Is this a change you were saying could be made in the future or that I can make now and try it out? If so how do I change those lines?


It kind of makes sense to me. I still can’t see why it doesn’t recognize a filepath. I’ve tried it by using * and ? in place of the ‘/’ but that didn’t help. I’m guessing it has to do with the way the code is written that @francislavoie posted above. Like I said It’s not something I need right now but was just trying to become more familiar with how Caddy works.

Are we sure this is the case?

At a glance, the fileHidden function is only ever called with filename or a derivative thereof. filename is a sanitised path join of root and suffix. root is the defined web root or . as fallback; suffix is the entire request URL path.

As far as I can tell, fileHidden is given the whole path every time. It does throw out the path and uses a filepath.Base if it can’t find any instances of a file separator, though.


I do note that the filepath.Match glob only catches a single path element. If you need to hide every file inside /Arcade/Games/, e.g. /Arcade/Games/foo and /Arcade/Games/bar, but NOT hide /Arcade/Games/foo/bar OR the index itself, the correct parameter should be /Arcade/Games/*.

If you want to hide /foo/Games/ and /bar/Games/ but not /foo/bar/Games/, the correct parameter should be /*/Games. As you’ve noted, using Games hides any directory called Games/ (or specifically you tried *Games, which would also hide /foo/barGames/).

The correct parameter should be /Arcade/Games. Note that this won’t actually hide any files inside of the /Arcade/Games/ directory. If you want to hide the directory and everything in it, you probably just want a responder instead; “invisible” is just a 404 response.

Yes I’m 100% sure, I compiled Caddy with log statements and the fileHidden call in browselisting.go only passes each filename in the range of files in the current directory.

Oh, of course, you’re absolutely right.

Yeah. Your diff looks good, but if we can replicate this structure, strictly speaking:

And then call fileHidden(filename, filesToHide), we’d be replicating most accurately the behaviour found in staticfiles.go.

We’ve got our fsrv and repl handy in directoryListing(), could just copy that logic basically straight over.

1 Like

Ok that makes sense. I was under thinking that the way it should work is if Directory is hidden then everything below it automatically becomes hidden also since you can’t see the top directory and therefore can’t access it.

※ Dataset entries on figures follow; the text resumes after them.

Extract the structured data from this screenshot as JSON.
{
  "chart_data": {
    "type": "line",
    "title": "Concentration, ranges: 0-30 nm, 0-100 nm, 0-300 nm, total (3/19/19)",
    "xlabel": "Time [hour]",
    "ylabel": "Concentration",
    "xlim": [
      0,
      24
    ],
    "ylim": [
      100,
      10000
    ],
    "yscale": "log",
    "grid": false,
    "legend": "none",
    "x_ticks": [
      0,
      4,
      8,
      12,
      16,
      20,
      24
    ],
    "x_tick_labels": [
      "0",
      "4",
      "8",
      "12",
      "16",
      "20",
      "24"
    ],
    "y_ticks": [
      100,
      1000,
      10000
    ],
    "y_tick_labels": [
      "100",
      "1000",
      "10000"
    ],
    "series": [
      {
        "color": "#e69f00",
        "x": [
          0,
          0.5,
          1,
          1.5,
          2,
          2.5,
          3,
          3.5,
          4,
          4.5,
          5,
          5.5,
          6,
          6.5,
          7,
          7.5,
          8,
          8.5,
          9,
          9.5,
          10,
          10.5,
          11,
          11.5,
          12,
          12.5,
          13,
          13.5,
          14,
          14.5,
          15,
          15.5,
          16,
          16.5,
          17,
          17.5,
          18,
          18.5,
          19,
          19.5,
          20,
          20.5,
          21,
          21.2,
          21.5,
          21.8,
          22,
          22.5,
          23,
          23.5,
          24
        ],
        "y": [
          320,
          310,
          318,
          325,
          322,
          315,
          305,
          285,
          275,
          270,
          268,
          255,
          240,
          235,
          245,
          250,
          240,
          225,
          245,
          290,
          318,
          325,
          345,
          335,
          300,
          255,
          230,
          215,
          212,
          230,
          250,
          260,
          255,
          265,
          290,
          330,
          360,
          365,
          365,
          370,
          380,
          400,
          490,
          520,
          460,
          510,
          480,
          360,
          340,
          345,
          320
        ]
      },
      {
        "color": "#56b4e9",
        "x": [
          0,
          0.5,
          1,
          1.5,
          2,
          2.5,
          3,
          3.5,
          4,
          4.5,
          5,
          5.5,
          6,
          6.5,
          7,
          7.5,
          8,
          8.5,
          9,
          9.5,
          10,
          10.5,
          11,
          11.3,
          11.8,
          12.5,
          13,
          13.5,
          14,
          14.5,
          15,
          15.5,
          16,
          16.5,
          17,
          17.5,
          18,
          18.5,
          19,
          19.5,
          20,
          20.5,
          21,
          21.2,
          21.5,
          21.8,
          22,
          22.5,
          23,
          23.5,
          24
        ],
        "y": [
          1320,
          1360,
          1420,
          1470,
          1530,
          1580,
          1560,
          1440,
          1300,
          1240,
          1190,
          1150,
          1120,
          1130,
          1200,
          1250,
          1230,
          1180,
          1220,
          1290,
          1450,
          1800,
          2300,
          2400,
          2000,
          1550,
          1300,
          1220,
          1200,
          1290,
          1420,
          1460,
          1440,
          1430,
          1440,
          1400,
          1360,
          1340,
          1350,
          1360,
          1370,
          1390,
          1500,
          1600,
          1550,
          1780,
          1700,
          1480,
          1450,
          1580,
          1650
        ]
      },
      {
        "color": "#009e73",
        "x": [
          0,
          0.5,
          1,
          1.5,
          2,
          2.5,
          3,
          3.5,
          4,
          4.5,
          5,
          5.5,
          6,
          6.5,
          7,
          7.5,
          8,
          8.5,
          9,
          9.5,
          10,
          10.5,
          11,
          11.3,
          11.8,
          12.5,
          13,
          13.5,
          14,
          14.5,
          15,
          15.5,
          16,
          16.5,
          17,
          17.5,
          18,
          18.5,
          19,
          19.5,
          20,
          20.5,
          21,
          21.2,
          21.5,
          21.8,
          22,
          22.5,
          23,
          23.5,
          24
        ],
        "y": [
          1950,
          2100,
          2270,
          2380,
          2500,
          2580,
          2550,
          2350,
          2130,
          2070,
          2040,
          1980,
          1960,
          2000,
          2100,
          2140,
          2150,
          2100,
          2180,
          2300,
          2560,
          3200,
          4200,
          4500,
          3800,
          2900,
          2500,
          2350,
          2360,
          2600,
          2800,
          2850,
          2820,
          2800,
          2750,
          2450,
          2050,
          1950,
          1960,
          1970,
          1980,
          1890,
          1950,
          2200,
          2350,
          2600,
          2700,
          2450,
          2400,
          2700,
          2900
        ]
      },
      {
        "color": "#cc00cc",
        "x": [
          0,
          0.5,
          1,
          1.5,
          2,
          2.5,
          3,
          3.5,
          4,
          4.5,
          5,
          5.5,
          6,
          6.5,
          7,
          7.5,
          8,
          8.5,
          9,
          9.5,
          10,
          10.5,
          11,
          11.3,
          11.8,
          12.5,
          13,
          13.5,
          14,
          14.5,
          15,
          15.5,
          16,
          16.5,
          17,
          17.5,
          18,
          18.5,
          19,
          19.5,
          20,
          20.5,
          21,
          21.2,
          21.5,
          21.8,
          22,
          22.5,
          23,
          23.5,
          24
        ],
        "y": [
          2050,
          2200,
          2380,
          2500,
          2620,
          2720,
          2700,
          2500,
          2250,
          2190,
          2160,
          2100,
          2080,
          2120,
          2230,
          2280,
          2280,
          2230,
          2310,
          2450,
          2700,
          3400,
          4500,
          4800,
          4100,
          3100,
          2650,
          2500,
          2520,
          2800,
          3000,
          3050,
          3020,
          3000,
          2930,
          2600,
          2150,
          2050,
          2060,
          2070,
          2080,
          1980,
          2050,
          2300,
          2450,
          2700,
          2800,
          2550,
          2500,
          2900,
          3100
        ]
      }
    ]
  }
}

Unfortunately ‘/Arcade/Games/’ or any variation of that doesn’t work. I also have it set up as a ‘not path’ so there’s no access to that folder when I enable that. I just wanted the addition ability to hide it and all of its contents from snoopy people who ask questions if ever needed. I’m the only one using this network right now as this is just a home project to get my feet wet in the networking realm.

Aye. Sorry to “talk over your head” so to speak in your thread here on the forum, but that’s what @francislavoie and I have been going back-and-forth about; the logic is correct in the static file server itself (so it would never serve a hidden directory index file or a regular file if they were hidden), but seems incorrect for the directory listing functionality (i.e. what you get from browse; it seems to show them regardless unless they’re just a filename, not a full path).

What I said should be correct (but isn’t right now), likely will be correct once a PR goes through to fix things up.


This topic was automatically closed after 30 days. New replies are no longer allowed.